Australia’s system reflects the continent’s ecological uniqueness. Kakadu National Park in the Northern Territory is simultaneously managed for conservation and as a living cultural site for Aboriginal Australians who have occupied the area for over 65,000 years.

The Debate Over Who Parks Are For

Here’s something most visitors don’t think about: many national parks were created by displacing Indigenous peoples from their ancestral lands. Yellowstone’s creation involved removing Shoshone, Crow, Blackfeet, and Bannock peoples. Glacier National Park was carved from Blackfeet territory. This history is uncomfortable, and conservation organizations are increasingly grappling with it.

Some countries are experimenting with co-management models where Indigenous communities share authority over park decisions. In New Zealand, the government returned ownership of Tongariro’s peaks to the Ngati Tuwharetoa iwi in 1993, and the park is now jointly managed.

Visiting Responsibly

If you’re heading to a national park, the basics matter more than you’d think. Stay on marked trails — a single shortcut can take decades to heal in fragile alpine environments. Pack out everything you bring in. Don’t feed wildlife. Keep your distance from animals (at least 100 yards from bears and wolves in most U.S. parks).

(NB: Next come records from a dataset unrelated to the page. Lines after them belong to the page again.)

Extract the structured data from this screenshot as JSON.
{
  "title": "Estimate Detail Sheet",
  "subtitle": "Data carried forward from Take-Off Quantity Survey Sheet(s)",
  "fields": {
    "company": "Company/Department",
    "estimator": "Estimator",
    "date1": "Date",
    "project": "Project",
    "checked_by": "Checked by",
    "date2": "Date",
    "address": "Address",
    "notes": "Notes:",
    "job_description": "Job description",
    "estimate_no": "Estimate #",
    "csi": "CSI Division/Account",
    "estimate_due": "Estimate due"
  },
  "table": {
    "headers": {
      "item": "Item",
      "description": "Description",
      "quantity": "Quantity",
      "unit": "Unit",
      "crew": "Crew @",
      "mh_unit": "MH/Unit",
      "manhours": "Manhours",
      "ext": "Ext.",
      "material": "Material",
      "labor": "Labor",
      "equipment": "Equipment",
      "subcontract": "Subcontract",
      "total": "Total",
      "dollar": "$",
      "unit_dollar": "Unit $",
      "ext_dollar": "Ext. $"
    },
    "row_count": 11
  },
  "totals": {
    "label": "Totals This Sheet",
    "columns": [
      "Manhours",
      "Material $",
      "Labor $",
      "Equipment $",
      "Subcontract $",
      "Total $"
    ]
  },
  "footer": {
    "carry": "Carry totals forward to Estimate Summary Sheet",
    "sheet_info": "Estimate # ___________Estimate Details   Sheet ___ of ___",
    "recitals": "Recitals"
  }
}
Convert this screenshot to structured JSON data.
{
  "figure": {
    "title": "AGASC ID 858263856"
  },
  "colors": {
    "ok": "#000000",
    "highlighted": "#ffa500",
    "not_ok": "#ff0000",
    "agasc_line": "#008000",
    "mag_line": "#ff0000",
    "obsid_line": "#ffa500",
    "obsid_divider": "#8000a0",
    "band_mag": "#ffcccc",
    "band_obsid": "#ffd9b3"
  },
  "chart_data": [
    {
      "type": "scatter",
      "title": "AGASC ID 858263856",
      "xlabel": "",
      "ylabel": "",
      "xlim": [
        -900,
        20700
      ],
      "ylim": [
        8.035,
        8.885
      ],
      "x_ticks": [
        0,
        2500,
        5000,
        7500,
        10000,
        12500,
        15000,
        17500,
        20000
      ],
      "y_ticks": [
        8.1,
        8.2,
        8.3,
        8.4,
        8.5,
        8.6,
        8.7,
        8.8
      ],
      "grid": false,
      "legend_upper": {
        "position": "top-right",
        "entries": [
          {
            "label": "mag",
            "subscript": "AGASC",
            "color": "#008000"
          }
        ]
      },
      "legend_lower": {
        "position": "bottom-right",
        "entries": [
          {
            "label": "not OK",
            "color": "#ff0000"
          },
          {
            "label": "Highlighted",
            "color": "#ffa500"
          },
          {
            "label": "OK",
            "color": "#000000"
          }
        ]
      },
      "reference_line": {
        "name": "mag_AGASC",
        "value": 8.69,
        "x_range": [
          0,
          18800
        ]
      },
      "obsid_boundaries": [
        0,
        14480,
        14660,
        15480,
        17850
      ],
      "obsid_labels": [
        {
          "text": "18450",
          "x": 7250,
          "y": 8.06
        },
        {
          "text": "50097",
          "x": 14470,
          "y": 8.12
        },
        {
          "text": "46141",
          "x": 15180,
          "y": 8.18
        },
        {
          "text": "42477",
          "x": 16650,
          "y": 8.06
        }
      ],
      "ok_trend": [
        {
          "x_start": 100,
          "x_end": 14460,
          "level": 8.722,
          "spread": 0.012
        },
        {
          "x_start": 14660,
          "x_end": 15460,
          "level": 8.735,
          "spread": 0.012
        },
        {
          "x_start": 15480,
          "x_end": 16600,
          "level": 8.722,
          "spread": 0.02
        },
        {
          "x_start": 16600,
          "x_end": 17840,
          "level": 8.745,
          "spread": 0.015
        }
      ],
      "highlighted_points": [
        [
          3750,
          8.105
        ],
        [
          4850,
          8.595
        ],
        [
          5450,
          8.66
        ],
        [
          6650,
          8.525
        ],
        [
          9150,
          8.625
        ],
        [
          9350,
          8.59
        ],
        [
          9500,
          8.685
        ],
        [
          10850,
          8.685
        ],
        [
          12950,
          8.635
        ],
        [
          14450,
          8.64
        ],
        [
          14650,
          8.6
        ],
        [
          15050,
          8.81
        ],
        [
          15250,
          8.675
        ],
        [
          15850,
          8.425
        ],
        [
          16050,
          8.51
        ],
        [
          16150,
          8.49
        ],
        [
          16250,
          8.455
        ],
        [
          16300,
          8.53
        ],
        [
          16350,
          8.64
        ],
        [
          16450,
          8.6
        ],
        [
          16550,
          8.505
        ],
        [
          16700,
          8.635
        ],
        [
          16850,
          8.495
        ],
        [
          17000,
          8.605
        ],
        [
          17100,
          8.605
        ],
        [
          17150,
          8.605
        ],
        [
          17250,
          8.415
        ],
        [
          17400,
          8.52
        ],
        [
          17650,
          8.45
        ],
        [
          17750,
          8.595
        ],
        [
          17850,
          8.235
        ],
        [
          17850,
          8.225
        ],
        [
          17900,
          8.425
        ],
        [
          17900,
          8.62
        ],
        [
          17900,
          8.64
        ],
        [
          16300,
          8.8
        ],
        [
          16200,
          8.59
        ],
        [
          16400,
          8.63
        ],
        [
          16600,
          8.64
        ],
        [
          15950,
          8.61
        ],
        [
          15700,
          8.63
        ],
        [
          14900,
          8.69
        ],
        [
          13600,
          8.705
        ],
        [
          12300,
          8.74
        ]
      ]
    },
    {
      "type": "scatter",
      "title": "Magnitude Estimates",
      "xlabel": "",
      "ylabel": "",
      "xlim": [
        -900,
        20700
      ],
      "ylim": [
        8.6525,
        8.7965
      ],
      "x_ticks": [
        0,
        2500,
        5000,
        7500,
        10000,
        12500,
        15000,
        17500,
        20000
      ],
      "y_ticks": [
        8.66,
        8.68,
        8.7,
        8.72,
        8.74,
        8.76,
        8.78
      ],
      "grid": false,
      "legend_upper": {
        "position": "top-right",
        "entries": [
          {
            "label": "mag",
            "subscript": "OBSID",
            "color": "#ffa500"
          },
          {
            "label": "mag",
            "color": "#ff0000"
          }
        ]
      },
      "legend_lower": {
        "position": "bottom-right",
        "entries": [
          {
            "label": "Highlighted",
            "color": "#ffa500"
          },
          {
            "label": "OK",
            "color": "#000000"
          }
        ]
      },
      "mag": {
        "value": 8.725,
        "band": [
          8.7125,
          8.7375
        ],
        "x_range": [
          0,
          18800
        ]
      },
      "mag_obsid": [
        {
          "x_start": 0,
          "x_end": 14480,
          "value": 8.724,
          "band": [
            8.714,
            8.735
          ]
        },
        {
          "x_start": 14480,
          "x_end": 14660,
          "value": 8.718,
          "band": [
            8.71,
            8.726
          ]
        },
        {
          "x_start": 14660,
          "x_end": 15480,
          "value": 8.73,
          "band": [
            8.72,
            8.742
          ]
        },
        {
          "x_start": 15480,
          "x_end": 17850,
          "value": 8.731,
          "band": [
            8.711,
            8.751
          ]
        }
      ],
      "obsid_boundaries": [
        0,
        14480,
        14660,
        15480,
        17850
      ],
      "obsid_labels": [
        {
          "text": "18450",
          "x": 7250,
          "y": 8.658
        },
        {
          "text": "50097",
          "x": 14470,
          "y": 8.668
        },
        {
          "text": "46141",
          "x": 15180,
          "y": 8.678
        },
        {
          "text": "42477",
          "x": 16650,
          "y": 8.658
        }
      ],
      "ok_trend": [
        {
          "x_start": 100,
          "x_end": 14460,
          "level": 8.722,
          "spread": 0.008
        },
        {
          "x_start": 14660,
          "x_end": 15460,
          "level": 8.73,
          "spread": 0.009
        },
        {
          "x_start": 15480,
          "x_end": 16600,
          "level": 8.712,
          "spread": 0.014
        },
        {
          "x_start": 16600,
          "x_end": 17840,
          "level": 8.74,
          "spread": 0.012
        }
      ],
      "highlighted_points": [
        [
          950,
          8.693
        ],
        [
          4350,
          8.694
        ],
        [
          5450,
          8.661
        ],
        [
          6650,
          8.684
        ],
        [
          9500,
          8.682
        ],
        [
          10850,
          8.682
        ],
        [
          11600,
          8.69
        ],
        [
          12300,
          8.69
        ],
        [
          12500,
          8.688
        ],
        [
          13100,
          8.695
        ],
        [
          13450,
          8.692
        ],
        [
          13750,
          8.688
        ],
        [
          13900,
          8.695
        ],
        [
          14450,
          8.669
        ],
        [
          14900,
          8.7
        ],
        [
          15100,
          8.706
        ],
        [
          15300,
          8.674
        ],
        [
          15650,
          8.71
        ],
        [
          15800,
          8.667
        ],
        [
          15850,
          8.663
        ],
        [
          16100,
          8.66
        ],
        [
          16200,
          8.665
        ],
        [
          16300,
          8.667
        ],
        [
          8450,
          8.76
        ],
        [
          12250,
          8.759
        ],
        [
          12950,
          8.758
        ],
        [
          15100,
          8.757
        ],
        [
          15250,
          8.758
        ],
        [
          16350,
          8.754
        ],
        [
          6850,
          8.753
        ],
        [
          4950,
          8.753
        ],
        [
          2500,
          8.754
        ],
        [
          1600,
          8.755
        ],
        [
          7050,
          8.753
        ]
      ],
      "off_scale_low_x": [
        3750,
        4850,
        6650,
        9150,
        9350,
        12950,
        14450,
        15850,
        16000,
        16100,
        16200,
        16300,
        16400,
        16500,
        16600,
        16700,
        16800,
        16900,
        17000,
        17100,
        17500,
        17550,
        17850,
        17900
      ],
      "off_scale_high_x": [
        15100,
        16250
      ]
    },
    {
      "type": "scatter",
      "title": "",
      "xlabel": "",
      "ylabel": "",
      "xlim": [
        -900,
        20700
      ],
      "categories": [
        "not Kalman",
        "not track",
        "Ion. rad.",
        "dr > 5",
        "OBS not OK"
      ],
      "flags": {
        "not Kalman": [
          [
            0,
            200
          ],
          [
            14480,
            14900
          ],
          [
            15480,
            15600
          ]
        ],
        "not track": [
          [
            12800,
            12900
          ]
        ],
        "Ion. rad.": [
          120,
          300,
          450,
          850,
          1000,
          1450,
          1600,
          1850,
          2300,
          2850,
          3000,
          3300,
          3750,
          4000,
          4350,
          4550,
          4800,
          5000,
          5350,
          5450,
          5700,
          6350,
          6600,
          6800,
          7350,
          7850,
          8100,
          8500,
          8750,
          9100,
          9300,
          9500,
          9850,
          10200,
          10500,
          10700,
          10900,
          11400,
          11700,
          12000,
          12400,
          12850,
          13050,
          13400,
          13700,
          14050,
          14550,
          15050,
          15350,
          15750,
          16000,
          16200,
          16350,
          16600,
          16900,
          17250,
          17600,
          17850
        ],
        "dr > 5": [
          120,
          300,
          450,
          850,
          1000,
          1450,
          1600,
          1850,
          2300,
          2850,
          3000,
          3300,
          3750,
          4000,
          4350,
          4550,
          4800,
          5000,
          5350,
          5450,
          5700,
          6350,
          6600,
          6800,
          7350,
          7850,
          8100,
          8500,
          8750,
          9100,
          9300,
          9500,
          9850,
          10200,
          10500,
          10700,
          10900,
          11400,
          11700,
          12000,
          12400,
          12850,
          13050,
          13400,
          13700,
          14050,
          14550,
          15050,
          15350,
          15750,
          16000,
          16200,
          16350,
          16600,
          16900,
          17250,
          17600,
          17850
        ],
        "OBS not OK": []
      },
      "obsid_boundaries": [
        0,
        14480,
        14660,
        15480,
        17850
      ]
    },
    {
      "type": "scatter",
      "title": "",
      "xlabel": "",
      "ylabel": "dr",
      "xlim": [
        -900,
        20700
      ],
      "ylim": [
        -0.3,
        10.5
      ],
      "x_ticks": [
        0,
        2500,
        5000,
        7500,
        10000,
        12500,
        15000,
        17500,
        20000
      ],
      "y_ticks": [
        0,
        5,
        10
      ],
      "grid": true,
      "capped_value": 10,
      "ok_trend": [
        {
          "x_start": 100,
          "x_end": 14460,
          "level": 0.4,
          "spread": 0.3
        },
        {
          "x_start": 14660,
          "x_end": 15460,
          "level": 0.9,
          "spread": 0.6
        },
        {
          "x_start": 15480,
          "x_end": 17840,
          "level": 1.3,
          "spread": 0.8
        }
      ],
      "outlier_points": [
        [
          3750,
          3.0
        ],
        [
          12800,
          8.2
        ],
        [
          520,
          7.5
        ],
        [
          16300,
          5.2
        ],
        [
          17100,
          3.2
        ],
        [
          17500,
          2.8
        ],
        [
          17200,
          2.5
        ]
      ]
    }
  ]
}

And frankly, consider visiting during off-peak seasons. You’ll have a better experience, and you’ll put less stress on the park’s resources. September and October are often the sweet spot — fewer crowds, pleasant weather, and autumn colors in many locations.

National parks represent one of the best ideas any government has ever had. They’re not perfect, and the tensions between access, funding, and preservation will never fully resolve. But the alternative — a world where every beautiful, ecologically important field gets turned into a parking lot or a mine — is far worse.

Frequently Asked Questions

How many national parks are there in the United States?

The U.S. has 63 designated national parks managed by the National Park Service, spanning over 85 million acres. The most visited is Great Smoky Mountains National Park, which sees over 12 million visitors annually.

What is the difference between a national park and a national forest?

National parks prioritize conservation and recreation with strict protections — no logging, mining, or hunting. National forests allow multiple uses including timber harvesting, grazing, and hunting alongside recreation. Parks are managed by the National Park Service; forests fall under the U.S. Forest Service.

What was the first national park in the world?

Yellowstone, established in 1872 by President Ulysses S. Grant, is widely considered the world's first national park. It set the precedent for government-protected wilderness areas, inspiring similar efforts in Australia, Canada, New Zealand, and dozens of other countries.